Henri Mathiaud le 12 septembre 1940 Droits réservés Gautier Sudre

Matricule « 45.860 » à Auschwitz   Rescapé

Henri Mathiaud : né en 1909 à Clichy (Seine) où il habite ; ajusteur ; communiste ; arrêté le 14 octobre 1940, condamné à 6 mois de prison (Santé, Fresnes) ; interné aux camps d’Aincourt, Rouillé et de Compiègne ; déporté le 6 juillet 1942 à Auschwitz, Monowitz, Sachsenhausen, Schwerin ; Rescapé ; décédé le 21 juin 1960.

Henri Mathiaud est né le 6 août 1909 à Clichy-la-Garenne (ancien département de la Seine) où il habite 29, Passage du Puits Bertin au moment de son arrestation. Il est le fils de Marie Rose Béal, 34 ans, sans profession et de Henri, Michel Mathiaud, 29 ans, journalier, son époux.

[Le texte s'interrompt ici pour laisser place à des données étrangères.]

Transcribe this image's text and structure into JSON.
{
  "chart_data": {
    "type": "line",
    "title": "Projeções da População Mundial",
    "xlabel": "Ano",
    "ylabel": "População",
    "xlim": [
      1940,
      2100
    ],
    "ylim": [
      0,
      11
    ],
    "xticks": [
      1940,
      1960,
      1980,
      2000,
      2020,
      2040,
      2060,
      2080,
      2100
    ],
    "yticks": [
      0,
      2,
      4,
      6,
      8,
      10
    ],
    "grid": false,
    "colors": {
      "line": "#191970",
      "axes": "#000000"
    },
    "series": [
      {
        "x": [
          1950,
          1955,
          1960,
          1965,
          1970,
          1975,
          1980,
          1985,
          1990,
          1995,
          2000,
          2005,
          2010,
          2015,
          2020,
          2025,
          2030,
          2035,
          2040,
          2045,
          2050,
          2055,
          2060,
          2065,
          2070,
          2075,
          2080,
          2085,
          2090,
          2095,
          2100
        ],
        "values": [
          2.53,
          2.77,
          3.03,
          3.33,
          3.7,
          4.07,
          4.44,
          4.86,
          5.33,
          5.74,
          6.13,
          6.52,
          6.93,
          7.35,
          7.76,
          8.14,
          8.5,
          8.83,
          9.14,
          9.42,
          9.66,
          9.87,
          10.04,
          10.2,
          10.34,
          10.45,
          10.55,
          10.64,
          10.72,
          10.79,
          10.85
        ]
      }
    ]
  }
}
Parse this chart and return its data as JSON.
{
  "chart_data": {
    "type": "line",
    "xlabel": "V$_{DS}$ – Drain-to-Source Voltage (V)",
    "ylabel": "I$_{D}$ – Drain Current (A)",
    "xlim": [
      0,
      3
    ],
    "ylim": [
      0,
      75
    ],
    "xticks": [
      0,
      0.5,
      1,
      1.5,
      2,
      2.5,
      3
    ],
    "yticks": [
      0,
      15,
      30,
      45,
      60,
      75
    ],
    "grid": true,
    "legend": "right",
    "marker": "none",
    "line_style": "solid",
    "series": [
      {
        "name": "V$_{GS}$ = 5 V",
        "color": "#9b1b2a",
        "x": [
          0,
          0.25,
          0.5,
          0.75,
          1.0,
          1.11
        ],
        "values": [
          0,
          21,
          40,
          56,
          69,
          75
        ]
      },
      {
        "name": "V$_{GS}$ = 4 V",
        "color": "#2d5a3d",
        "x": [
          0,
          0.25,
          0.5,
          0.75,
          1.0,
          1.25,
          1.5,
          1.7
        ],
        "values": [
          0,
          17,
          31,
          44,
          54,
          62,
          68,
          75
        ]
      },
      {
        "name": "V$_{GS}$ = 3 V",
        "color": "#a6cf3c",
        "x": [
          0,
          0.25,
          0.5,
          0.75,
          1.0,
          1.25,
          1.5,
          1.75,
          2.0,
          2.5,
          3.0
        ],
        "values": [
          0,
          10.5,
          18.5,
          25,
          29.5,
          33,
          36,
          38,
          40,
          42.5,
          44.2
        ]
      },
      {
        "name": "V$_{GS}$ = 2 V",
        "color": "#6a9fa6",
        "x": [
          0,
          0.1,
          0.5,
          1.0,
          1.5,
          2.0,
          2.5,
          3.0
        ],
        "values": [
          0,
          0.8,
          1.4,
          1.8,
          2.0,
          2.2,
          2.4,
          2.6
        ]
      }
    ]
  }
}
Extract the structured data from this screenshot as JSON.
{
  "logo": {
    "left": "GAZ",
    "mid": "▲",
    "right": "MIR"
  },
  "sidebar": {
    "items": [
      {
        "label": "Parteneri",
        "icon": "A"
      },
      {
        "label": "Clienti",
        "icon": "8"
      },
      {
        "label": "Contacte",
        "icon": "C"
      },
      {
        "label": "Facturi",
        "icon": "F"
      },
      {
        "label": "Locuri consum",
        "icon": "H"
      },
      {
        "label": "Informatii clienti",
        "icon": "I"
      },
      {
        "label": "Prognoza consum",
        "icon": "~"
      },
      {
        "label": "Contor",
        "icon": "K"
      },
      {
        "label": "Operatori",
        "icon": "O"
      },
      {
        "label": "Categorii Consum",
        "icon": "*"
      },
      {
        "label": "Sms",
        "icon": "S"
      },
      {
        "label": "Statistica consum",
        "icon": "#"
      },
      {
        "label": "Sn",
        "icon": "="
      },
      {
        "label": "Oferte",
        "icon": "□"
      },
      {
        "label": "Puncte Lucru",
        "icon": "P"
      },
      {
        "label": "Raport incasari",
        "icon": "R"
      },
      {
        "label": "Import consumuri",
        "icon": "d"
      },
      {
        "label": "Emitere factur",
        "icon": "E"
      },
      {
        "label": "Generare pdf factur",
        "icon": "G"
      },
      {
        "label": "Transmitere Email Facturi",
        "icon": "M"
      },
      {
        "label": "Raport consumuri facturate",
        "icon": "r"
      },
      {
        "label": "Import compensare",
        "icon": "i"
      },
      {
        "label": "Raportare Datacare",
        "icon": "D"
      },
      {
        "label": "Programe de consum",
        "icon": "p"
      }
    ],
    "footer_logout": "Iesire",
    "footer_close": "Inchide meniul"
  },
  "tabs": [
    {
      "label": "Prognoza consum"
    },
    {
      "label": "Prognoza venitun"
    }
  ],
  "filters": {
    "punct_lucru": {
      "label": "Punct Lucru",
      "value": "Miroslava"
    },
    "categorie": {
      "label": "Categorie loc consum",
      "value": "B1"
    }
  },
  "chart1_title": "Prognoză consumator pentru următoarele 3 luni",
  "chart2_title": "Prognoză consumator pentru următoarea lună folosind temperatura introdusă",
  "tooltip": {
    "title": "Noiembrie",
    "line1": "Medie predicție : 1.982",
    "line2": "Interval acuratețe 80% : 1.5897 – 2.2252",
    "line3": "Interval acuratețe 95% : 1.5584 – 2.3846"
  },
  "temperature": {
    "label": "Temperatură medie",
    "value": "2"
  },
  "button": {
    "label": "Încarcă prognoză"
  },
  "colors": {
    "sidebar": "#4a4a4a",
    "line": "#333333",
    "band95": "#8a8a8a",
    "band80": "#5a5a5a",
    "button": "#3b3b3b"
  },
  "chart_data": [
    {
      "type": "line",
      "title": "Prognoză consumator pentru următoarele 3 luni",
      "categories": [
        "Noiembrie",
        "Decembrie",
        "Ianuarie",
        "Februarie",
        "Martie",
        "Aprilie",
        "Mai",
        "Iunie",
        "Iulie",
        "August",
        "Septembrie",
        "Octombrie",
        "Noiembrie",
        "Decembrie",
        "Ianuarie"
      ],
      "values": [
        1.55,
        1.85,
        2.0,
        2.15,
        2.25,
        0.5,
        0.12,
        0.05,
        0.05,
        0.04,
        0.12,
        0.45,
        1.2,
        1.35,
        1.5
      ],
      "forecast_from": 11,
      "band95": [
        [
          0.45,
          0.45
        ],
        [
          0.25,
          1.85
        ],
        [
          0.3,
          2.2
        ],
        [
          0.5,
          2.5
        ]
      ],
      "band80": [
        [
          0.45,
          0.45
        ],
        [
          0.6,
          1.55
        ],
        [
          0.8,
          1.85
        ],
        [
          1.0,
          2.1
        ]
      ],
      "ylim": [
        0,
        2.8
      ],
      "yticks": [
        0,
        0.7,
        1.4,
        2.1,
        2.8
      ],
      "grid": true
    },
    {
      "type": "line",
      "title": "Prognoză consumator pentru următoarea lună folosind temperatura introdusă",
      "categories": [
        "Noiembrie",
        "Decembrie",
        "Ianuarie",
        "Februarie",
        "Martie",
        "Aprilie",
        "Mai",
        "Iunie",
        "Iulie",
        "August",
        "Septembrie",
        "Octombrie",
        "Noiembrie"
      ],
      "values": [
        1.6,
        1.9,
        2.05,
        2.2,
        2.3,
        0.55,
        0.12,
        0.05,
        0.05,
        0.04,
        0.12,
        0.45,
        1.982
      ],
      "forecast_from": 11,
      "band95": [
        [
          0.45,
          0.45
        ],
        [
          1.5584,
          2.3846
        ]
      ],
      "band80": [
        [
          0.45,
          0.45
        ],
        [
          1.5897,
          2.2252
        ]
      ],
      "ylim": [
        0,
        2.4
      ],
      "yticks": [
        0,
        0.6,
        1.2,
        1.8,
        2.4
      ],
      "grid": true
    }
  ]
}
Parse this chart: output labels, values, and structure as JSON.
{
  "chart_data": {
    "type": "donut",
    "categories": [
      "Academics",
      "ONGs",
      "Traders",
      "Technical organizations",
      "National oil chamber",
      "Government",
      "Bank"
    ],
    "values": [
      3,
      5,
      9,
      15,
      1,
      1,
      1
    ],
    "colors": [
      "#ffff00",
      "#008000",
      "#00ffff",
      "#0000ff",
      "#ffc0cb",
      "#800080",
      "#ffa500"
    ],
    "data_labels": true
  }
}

Ils habitent au 34, rue Petit à Clichy-la-Garenne.
Ses parents, tous deux originaires du même bourg auvergnat, se sont mariés le 18 août 1908, à Saint-Bonnet-Tronçais (Allier).Henri Mathiaud a un demi frère, Arthur Béal, né en 1897, et un frère cadet, Raymond, né en 1912, décédé en 1966.
Au recensement de 1911, la famille Mathiaud a déménagé à Clichy-la-Garenne, au 9, passage du Puits-Bertin (une rue située le long de la voie de chemin de fer St Lazare-St Germain, parallèle à la rue Petit).
Il s’est marié à Levallois le 29 octobre 1932  avec Simone, Marguerite, Lagrange. Il a 23 ans. Elle est brocheuse, vraisemblablement à l’imprimerie Paul Dupont à Clichy, toute proche du domicile de sa mère, veuve, qui habitait au 20, passage Gravel à Levallois-Perret de l’autre côté des voies de chemin de fer St Lazare-St Germain. Elle est âgée de 17 ans, née le 14 juins 1915 à Paris 14ème. Le couple a deux enfants (Andrée, née en 1933 et Michel, né en 1936). En 1935, il s’inscrit sur les listes électorales de Clichy. Au recensement de 1936, Henri Mathiaud est ajusteur-monteur chez Auto place à Levallois.  Il est adhérent du Parti communiste

Le 14 juin 1940, les troupes de la Wehrmacht entrent dans Paris, vidée des deux tiers de sa population. La ville cesse d’être la capitale du pays et devient le siège du commandement militaire allemand en France. Toute la banlieue parisienne est occupée les jours suivants. Le 22 juin, l’armistice est signé. Le 10 juillet 1940 le maréchal Pétain, investi des pleins pouvoirs par l’Assemblée nationale, s’octroie le lendemain le titre de « chef de l’Etat français » et lance la « révolution nationale » en rupture avec nombre de principes républicains (confusion des pouvoirs législatifs et exécutifs ; rejet du multipartisme, suppression des syndicats et du droit de grève, antisémitisme d’état…).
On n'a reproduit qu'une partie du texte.